Thrity Umrigar was born into a middle-class Parsi family in cosmopolitan Bombay (now Mumbai) and brought up in the Zoroastrian (an ancient religious philosophy) faith. As a child, she was deeply affected by the plight of beggars in her city, but was told the condition was inevitable; by her teenage years she realized she could be an agent of change.
From First Darling of the Morning: Selected Memories of an Indian Childhood:
“I am of that generation of middle-class, westernized, citified Indian kids who know the words to Do-Re-Me better than the national anthem. The Sound of Music is our call to arms and Julie Andrews our Pied Piper.”
Umrigar attended a Catholic school in a mostly Hindu city, where the atmosphere was one of inclusivity. She wrote incessantly as a means of expressing her complicated feelings: Thrity’s father was gentle but absent. Her cruel, mocking mother beat her with switches. Her earliest poems took the form of anonymous notes to her parents. By her teens she was committed to writing.
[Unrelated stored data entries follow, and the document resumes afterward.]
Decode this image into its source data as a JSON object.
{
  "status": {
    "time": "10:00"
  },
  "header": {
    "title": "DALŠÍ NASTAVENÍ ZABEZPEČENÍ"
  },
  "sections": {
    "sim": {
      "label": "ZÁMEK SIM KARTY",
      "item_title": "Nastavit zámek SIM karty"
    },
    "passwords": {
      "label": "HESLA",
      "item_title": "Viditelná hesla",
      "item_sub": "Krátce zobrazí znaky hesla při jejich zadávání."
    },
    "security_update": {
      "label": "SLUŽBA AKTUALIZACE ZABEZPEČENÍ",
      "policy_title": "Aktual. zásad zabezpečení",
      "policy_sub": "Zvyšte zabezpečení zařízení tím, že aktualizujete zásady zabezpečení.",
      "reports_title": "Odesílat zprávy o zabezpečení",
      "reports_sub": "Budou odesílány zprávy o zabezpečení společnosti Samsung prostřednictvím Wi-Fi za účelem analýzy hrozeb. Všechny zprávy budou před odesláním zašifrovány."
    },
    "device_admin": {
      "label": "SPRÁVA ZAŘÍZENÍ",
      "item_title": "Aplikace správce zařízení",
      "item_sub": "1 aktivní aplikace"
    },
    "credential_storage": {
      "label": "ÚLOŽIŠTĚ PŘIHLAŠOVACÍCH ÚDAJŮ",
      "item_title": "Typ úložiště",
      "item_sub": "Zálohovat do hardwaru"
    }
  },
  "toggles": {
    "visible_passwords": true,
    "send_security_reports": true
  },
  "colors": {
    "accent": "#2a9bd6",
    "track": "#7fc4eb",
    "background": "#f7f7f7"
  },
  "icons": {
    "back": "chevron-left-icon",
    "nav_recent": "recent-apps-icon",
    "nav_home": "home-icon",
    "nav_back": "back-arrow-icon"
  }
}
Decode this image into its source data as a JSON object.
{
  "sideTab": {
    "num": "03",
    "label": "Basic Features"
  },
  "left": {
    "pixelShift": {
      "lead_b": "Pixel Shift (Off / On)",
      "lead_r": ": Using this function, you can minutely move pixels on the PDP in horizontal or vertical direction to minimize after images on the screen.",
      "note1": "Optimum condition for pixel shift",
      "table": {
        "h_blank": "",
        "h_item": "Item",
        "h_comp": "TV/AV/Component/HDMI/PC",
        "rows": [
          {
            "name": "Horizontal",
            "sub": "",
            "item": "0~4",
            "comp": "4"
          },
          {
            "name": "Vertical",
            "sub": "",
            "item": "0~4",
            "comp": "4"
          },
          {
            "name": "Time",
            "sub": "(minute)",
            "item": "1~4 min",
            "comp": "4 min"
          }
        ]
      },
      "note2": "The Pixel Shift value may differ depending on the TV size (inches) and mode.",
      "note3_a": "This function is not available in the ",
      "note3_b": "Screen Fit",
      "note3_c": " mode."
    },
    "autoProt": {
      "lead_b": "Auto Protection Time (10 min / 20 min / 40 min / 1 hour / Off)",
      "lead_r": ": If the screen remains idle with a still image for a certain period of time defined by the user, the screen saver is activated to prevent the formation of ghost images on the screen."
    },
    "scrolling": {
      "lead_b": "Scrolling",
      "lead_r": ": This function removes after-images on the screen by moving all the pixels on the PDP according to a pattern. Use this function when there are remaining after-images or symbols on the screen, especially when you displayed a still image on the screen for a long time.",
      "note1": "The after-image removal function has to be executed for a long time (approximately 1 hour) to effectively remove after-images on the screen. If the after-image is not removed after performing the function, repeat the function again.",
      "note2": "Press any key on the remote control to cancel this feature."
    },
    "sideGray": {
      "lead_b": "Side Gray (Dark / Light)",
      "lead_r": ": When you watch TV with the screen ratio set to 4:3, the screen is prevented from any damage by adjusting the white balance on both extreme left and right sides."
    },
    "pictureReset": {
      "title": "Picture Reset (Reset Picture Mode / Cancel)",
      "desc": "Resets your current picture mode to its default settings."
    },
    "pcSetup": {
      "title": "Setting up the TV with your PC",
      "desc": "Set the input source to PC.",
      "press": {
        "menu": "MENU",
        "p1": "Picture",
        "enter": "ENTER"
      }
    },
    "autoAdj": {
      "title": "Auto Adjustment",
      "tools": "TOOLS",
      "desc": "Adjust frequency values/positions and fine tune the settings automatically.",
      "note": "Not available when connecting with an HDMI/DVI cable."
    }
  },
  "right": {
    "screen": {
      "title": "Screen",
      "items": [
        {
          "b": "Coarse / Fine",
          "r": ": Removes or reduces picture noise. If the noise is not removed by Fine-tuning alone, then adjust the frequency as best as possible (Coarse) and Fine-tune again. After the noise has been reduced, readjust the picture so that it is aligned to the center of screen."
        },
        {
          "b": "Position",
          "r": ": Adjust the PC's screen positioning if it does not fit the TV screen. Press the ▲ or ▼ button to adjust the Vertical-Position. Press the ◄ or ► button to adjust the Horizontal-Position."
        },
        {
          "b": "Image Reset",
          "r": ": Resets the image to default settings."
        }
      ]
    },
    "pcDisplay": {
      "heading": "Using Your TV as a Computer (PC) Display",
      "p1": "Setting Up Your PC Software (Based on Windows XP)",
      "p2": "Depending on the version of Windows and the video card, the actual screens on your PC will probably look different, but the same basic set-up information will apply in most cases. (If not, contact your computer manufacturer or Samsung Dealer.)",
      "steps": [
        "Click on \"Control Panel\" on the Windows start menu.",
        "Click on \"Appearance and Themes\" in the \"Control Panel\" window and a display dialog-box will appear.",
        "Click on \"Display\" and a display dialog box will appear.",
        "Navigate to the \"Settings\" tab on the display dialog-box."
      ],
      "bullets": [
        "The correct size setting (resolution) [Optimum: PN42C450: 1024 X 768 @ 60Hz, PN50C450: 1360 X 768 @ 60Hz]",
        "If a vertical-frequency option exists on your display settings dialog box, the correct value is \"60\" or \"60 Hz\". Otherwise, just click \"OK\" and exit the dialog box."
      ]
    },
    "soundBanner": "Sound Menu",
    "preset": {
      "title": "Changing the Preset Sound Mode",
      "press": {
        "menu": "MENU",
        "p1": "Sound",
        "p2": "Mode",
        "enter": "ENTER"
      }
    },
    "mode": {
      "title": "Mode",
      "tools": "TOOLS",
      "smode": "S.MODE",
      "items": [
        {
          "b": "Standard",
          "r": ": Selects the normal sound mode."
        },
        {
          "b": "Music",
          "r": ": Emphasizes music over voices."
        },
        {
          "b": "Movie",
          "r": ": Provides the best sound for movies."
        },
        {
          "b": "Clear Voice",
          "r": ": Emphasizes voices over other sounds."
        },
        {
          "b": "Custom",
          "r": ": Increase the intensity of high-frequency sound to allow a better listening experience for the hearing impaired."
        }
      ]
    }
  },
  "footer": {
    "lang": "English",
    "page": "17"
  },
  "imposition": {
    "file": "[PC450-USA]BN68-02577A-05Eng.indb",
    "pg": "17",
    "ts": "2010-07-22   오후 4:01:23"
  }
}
Reading Midnight’s Children—Salman Rushdie’s remembrance of Bombay on the cusp of Indian independence—was both revelation and inspiration for Umrigar. She was also deeply struck by Lust For Life, Irving Howe’s biography of Vincent Van Gogh, which inspired her to reject her parents’ bourgeois existence.
At twenty-one, she left India to study at Ohio State University, and was an established journalist when she met her agent-to-be, serendipitously, at a college lecture; they clicked, and Umrigar began writing chapters that eventually became Bombay Time, her acclaimed debut novel of 2001. Having since written four novels and a memoir, she works as a journalist in Cleveland, her longtime home.
The Space Between Us. A portrayal of two women who discover an emotional rapport as they struggle against the confines of a rigid caste system in modern India.
In The Space Between Us, after a warm but misguided moment of love expressed, Sera’s husband Feroz takes her out for a drink and she has a Kingfisher (Indian beer) and he has a glass of sherry.
1 oz. brandy
1 oz. medium dry sherry
1 oz. brandy cream
Splash of heavy cream
Freshly grated nutmeg
Rim a martini glass with grated nutmeg. Combine all remaining ingredients in a cocktail shaker with ice and shake vigorously. Strain into a martini glass. Serves 1.